You can be a good person without experiencing the worst life has to offer, he told her. You can be strong without having developed that strength for all the wrong reasons. He pointed to her as an example, and was amused by the hint of color that came to her cheeks.
Time's passage moved easily for them, flowed as smoothly and incessantly as the wind-blown sand around their ankles, leaving them wondering where the night had gone as they greeted yet another morning.
She mentioned a technique she'd been developing for correcting impaired vision, one that'd reshape a disfigured or malformed eye, and they spent hours sketching and examining and picking over what might work versus what'd cause irreparable damage. Gaara's field of excellence wasn't exactly putting people back together, but he still knew enough about the human body to put her theory through its paces. He approved of her exactness and caution; she approved of how quickly he picked up on her explanations. By the time curious sentries came to see what they were up to, they had covered the eastern wall's walkway with diagrams drawn on equal parts paper and sand.
Gaara caught himself talking about finding her the space and subjects for long-term tests and studies that, if implemented, would keep her there for months—but if she noticed, she didn't argue against the idea.
Once she was at work he sat and replicated their notes from memory, down to every last detail. If she decided to leave, Sand would retain this bit of knowledge to work with. But he still rolled the scrolls up, wrapped them in oilcloth, and buried the bundle where it wouldn't be found—deep below the wall where they sat every morning. She'd trusted him with her idea in the same way she'd trusted his letter to her mentor wouldn't result in her being branded a deserter, and Gaara, ever-increasingly loath to let her down, wanted to feel her trust was well-placed.
ooo
Leaf's teams arrived home three days later without Sakura, but with a scroll addressed to the Hokage. Tsunade read it standing—then sat to read it again. "Here," she finally said, and handed it to Shizune. "Tell me if I should laugh or be offended."
Shizune arched an eyebrow but accepted the scroll.
You've trained your student well. I can't help but wonder if she would be better suited to remain here than at Leaf. I will consider returning her if I feel your need for her there is greater than ours. You need not worry. I will keep her safe. I suspect you knew that when you sent her.
The younger medic gave a low whistle. "He's an arrogant one, isn't he?"
Tsunade sighed. "He's exactly the kind of man he needs to be." The letter'd even put the blame for Sakura's absence squarely on his shoulders; that way, there could be no reprisals against Sakura for her reticence. As long as Gaara really was doing this at Sakura's behest (instead of holding her hostage), Tsunade could breathe a bit easier. "Though if he were any less subtle . . ."

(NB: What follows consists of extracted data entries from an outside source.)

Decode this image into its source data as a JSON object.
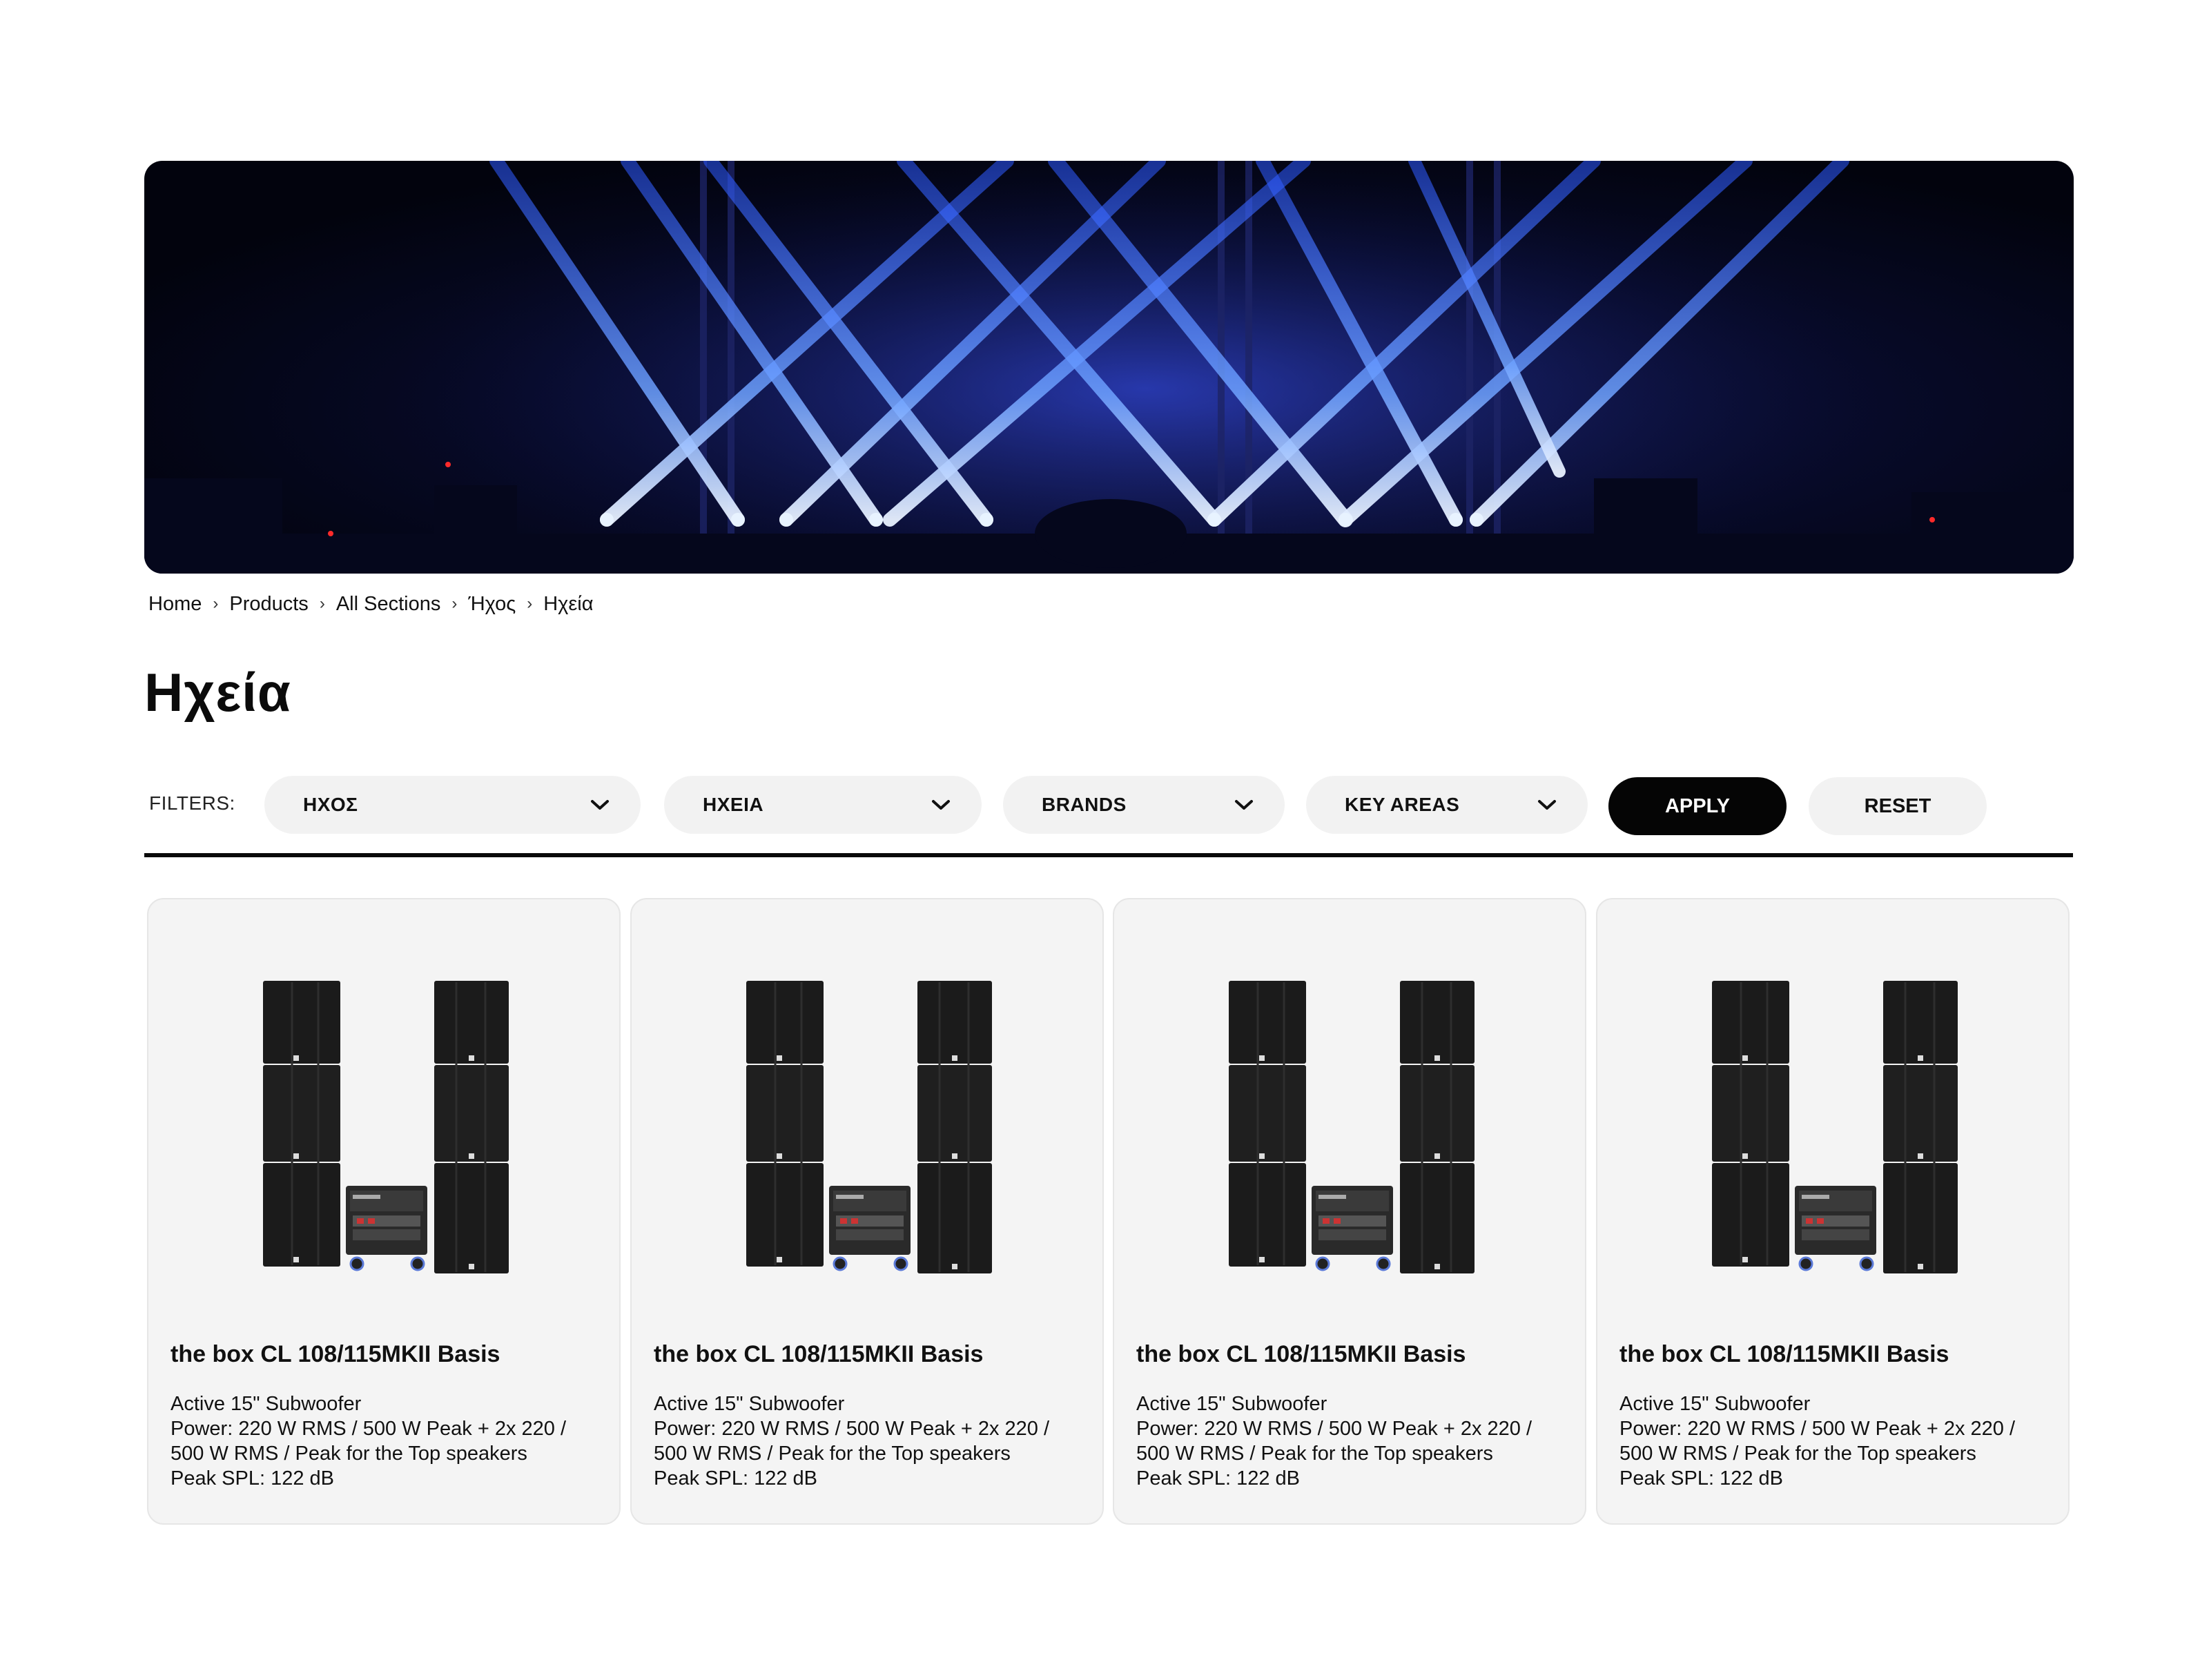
{
  "hero": {
    "image": "stage-blue-lights-banner"
  },
  "breadcrumb": [
    {
      "label": "Home"
    },
    {
      "label": "Products"
    },
    {
      "label": "All Sections"
    },
    {
      "label": "Ήχος"
    },
    {
      "label": "Ηχεία"
    }
  ],
  "breadcrumb_separator": "›",
  "page": {
    "title": "Ηχεία"
  },
  "filters": {
    "label": "FILTERS:",
    "dropdowns": [
      {
        "label": "ΗΧΟΣ",
        "icon": "chevron-down-icon"
      },
      {
        "label": "ΗΧΕΙΑ",
        "icon": "chevron-down-icon"
      },
      {
        "label": "BRANDS",
        "icon": "chevron-down-icon"
      },
      {
        "label": "KEY AREAS",
        "icon": "chevron-down-icon"
      }
    ],
    "apply_label": "APPLY",
    "reset_label": "RESET"
  },
  "products": [
    {
      "name": "the box CL 108/115MKII Basis",
      "lines": [
        "Active 15\" Subwoofer",
        "Power: 220 W RMS / 500 W Peak + 2x 220 / 500 W RMS / Peak for the Top speakers",
        "Peak SPL: 122 dB"
      ],
      "image": "speaker-system-image"
    },
    {
      "name": "the box CL 108/115MKII Basis",
      "lines": [
        "Active 15\" Subwoofer",
        "Power: 220 W RMS / 500 W Peak + 2x 220 / 500 W RMS / Peak for the Top speakers",
        "Peak SPL: 122 dB"
      ],
      "image": "speaker-system-image"
    },
    {
      "name": "the box CL 108/115MKII Basis",
      "lines": [
        "Active 15\" Subwoofer",
        "Power: 220 W RMS / 500 W Peak + 2x 220 / 500 W RMS / Peak for the Top speakers",
        "Peak SPL: 122 dB"
      ],
      "image": "speaker-system-image"
    },
    {
      "name": "the box CL 108/115MKII Basis",
      "lines": [
        "Active 15\" Subwoofer",
        "Power: 220 W RMS / 500 W Peak + 2x 220 / 500 W RMS / Peak for the Top speakers",
        "Peak SPL: 122 dB"
      ],
      "image": "speaker-system-image"
    }
  ],
  "colors": {
    "accent": "#050505",
    "pill_bg": "#f2f2f2",
    "card_bg": "#f4f4f4",
    "beam": "#3f7bff"
  }
}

"He needs to worry less about subtlety and more about politeness," Shizune glowered.
"Not in this case." His message was couched in doublespeak to keep Sakura safe, wrapped in antagonism to thinly mask his intentions. Any more open and everyone involved would be at risk.
Shizune glanced over the scroll again—then jerked as Tsunade's relative calmness registered. "Wait. You knew this would happen?"
"Suspected," Tsunade said in a low voice. Unfettered, the Uchiha could be anywhere.
"How?" pressed Shizune, and Tsuande turned to her, smiling bitterly.
"Because the Kazekage has never made a secret of his past, and because his brother and sister have been around enough that I've learned all their birthdays. And because I can count." Tsunade sighed again—in relief as much as anything else, however much she'd expected this end, or hoped for it—and then went to personally inform the last Uchiha that his nuptials were indefinitely postponed.